Violet looked sad. Charles didn't want to see her that way. Not in the middle of the day, on a blazing hot summer afternoon, not a cloud in sight, just sun. He could not bear it. She sighed, reaching over to kiss her husband. He counted its duration. Four seconds, approximately. It was like a goodbye kiss—like he was waving her off. It should have been a quick peck. He knew what it meant. She was telling him, I'm upset that you're getting what you want in life—a good job, a baby, a wife, and I'm still writing glorified love letters and suicide notes with a fictional edge, littered with enjambment and dark blue metaphors, calling them poems, calling them prose, leaving them in a pile like Mount Everest in our home like I'm still sixteen and I have a lot to give to the world. But I am happy for you. I really am.

"I love you." Violet said, and kissed him again. This time, two seconds. When he turned to face the windscreen, she kissed him on the cheek, quickly, in an almost juvenile fashion. Three kisses.

"I love you too." Charles said sotto voce. Baby Charlotte started laughing at something imaginary in the back seat.
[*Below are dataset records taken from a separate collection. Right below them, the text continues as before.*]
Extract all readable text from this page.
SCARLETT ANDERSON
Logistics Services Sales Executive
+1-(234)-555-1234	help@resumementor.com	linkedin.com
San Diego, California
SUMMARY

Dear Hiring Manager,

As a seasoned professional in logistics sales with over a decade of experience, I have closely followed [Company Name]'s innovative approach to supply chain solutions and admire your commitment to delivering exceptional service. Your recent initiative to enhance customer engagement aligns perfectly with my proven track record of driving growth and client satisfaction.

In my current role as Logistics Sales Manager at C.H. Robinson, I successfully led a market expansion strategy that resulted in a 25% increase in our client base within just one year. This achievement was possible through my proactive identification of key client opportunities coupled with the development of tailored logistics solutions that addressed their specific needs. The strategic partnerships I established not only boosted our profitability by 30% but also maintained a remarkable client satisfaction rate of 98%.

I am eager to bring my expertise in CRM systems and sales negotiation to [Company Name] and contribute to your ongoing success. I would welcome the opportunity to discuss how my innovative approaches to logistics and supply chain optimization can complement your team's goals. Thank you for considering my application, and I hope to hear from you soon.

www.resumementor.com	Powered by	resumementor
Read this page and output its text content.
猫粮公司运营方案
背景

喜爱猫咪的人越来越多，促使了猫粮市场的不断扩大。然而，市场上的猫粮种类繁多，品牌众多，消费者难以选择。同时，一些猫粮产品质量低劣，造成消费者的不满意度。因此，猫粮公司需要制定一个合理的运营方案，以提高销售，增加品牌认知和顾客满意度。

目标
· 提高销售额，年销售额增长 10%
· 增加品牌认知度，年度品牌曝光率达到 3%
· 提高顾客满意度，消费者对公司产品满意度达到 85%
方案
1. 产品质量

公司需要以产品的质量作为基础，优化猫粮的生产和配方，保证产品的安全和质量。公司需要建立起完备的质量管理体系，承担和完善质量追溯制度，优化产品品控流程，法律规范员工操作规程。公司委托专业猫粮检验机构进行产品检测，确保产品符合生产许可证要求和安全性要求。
Violet got out of the car and strode out of the parking lot, into the glass doors of the local supermarket. Her strawberry blonde hair swayed and bounced along with her preppy gait, and her skirt fluttered in the relieving breeze outside. She clutched onto her handbag like a rich schoolgirl with a Chanel purse, and she suddenly looked eight years younger. It was like he saw a spark of energy in her, and it warmed his chest. She was OK, he thought. She will get what she wants in life. She'll be fine.

That was the last time Charles ever saw his wife again.